Rapaport Magazine

Russia

By Svetlana Shelest
ALROSA Signs Client List

As of mid-February, ALROSA has signed long-term contracts with 47 companies. Of the ten first-timers, four are from India, three from Israel and one from China. Russia’s largest miner is now committed to supply rough for 2015 through 2017 to sixteen Belgian, twelve Indian, five Chinese and four Israeli partners, as well as nine Russian companies and one from Belarus. ALROSA is reportedly happy with the client list: It is a well-balanced mix of major industry players who have proven to be reliable partners of Russia’s diamond mining giant in recent years. At the same time, ALROSA is still negotiating the long-term agreement with its traditional domestic partner, Russia’s number-one polisher Kristall Smolensk.
   ALROSA has pursued a policy of selling 70 percent of its production through long-term contracts since 2009, and offers guaranteed monthly deals to its partners in pre-agreed volumes and assortments. In January 2015, in response to a weak diamond market overall, ALROSA’s Market Conjuncture Panel decided to allow long-term clients to refuse up to 30 percent of the goods on offer during the first sight of the year. That sight, held January 19 to 23, was a success and the average turndown rate did not exceed 20 percent.

Strategic Importance
   In February, the Russian Ministry of Economic Development and Trade listed ALROSA among the 199 businesses defined as “strategic” for the nation’s economy. The list includes oil, gas, construction, telecom and other leading corporations that together account for over 70 percent of the country’s gross domestic product (GDP) and 20 percent of all jobs.
   The government said it compiled the list in order to “mitigate adverse effects that may be caused by possible crisis developments.” All companies on the list are entitled to governmental support in case of crisis.

St. Petersburg Show
   The annual JUNWEX Jewelry Show, held in St. Petersburg, opened in its new location at ExpoForum International, the largest exhibition center in Northwest Russia. The new premises provide the show with an extra 160,000 square feet of space and a modern infrastructure. “The show definitely benefited from this move.
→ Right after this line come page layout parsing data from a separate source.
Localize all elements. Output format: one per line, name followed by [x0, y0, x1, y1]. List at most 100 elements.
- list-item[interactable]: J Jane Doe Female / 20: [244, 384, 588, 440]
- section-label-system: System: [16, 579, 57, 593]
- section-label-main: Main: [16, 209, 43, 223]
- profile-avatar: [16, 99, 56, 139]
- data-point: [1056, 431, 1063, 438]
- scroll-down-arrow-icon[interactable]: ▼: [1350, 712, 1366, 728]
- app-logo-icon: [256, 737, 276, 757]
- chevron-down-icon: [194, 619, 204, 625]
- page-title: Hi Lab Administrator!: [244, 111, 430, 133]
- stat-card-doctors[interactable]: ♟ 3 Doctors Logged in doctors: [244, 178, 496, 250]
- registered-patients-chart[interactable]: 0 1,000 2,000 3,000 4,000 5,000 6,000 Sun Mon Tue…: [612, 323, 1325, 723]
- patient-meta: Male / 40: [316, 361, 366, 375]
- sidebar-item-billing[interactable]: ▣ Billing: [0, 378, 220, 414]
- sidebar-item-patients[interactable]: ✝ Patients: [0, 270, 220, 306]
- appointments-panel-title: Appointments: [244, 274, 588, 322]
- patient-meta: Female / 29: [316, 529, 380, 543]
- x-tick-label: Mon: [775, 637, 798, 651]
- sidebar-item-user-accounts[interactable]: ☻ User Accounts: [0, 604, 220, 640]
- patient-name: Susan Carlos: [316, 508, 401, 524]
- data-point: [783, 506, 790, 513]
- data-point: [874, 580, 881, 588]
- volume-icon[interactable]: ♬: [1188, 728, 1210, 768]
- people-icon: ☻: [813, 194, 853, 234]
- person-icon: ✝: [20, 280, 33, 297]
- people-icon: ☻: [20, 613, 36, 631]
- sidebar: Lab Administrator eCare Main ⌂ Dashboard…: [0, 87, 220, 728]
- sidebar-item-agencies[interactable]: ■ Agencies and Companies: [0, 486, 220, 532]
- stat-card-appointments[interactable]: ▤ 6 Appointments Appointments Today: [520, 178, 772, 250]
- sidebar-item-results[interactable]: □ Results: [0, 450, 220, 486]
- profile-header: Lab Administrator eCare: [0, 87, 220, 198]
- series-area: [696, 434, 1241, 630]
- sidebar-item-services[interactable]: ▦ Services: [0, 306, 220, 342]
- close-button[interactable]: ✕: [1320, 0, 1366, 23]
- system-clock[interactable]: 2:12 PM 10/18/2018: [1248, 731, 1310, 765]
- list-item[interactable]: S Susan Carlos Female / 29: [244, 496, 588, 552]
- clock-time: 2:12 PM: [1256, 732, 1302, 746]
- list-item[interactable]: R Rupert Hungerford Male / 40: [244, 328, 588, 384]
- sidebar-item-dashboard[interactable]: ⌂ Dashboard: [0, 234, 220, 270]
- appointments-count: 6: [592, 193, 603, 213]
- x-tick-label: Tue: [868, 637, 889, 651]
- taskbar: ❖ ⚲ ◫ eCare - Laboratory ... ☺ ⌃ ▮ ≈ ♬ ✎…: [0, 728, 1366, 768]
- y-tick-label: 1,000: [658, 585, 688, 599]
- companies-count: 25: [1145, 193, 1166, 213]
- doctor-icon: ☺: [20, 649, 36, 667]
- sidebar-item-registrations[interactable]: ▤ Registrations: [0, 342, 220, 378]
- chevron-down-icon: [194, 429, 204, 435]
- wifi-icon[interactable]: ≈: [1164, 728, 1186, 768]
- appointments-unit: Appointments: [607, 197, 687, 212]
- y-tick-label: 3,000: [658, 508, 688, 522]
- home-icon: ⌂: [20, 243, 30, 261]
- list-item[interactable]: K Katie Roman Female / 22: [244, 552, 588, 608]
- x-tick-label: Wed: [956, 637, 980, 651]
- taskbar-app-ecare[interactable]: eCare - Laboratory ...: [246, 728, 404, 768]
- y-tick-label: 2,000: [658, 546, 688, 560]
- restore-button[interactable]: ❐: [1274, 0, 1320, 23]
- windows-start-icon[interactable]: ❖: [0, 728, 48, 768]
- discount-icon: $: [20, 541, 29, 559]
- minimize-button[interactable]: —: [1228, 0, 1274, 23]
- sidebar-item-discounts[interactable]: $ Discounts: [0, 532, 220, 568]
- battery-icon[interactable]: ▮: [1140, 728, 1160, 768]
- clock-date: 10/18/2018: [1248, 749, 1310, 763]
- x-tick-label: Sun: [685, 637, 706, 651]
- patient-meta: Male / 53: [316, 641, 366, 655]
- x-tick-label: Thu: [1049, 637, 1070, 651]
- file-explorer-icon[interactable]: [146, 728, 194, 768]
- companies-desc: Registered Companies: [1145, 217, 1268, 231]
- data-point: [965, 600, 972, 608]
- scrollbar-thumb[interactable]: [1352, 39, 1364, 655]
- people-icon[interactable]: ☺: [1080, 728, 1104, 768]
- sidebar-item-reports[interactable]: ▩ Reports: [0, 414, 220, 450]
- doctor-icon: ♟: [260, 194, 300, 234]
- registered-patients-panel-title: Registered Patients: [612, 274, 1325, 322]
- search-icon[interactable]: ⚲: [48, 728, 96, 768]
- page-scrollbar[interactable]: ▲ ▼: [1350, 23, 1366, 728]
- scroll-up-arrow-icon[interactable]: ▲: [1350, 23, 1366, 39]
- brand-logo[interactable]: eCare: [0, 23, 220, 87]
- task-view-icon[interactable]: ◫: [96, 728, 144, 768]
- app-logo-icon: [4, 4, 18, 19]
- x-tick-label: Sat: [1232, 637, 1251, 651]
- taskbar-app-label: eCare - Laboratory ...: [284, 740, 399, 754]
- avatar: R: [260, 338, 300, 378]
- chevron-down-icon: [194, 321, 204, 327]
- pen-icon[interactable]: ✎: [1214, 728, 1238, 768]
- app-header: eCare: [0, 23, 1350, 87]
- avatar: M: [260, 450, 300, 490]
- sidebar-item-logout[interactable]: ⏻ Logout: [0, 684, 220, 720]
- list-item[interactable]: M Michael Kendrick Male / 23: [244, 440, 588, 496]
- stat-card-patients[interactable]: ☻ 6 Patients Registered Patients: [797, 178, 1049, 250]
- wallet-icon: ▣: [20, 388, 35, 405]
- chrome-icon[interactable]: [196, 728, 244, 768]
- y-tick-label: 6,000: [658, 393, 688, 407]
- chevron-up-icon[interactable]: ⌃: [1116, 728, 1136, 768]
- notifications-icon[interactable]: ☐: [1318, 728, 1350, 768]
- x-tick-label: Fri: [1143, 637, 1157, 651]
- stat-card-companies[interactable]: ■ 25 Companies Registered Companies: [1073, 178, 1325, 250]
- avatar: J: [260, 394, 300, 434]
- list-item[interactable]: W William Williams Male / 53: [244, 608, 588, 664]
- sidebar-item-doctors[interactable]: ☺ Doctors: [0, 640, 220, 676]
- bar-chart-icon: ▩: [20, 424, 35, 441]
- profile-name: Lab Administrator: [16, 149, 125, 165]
It has lots of space and accommodates comfortably both sellers and buyers,” said Gagik Gevorkyan, chairman of the Russian Jewelers Guild. “This location brings JUNWEX to a new level where it can grow to be on par with the world’s best shows in Basel, Hong Kong and Las Vegas.”
   The show participants noted an unusually large number of retail customers at the event this year — estimated at more than 25,000 — who, some said, “attacked” the goods on offer, taking advantage of the opportunity to invest in gems and jewelry before prices rise further. Since December 2014, Russian jewelers have raised their prices by 30 percent on average in response to the serious devaluation of the ruble.
   As for future prospects, there is considerable uncertainty. Svetlana Maksimova, director of Casting House, a company specializing in jewelry featuring Yakut diamonds, explained that “it has to be taken into account that the goods at the show were manufactured mostly prior to the currency crisis, and therefore the prices could be kept at competitive levels. All new purchases of gems, which are mainly imported, will be much more expensive, and will force companies to raise the prices further.” Maksimova added that Yakutia-based companies have the advantage of their own stocks of locally mined diamonds. “As long as we have our stocks,” she said, “sales will be fine.”
   A representative of St. Petersburg’s jewelry manufacturer Kast, which won the show’s first prize for the best piece with diamonds, noted that many customers asked specifically for jewelry with .30-carat and .40-carat diamonds because the .50-carat stones were now “too expensive.” Gems and melee smaller than .30 carat and .40 carat were not popular, the representative said, as “they do not fit the desirable image of a diamond as a centerpiece and an eye-catcher.”

New Money-Laundering Law
   As part of the governmental anticorruption campaign, the Russian Parliament recently passed in its first hearing a bill that puts a cap on the jewelry purchases that can be made without mandatory proof of identity. Designed as a deterrent to money laundering, the bill sets the threshold at $230 for cash purchases and approximately $1,500 for bank card buys.
   Flun Gumerov, president of the jewelry-making company Almaz-Holding and member of the Russian Chamber of Commerce and Industry’s Committee on Precious Stones and Metals, said that at a time when the domestic currency is under great pressure and jewelry remains an accessible investment opportunity for citizens, this new measure is a hurdle that is potentially “detrimental for the industry.”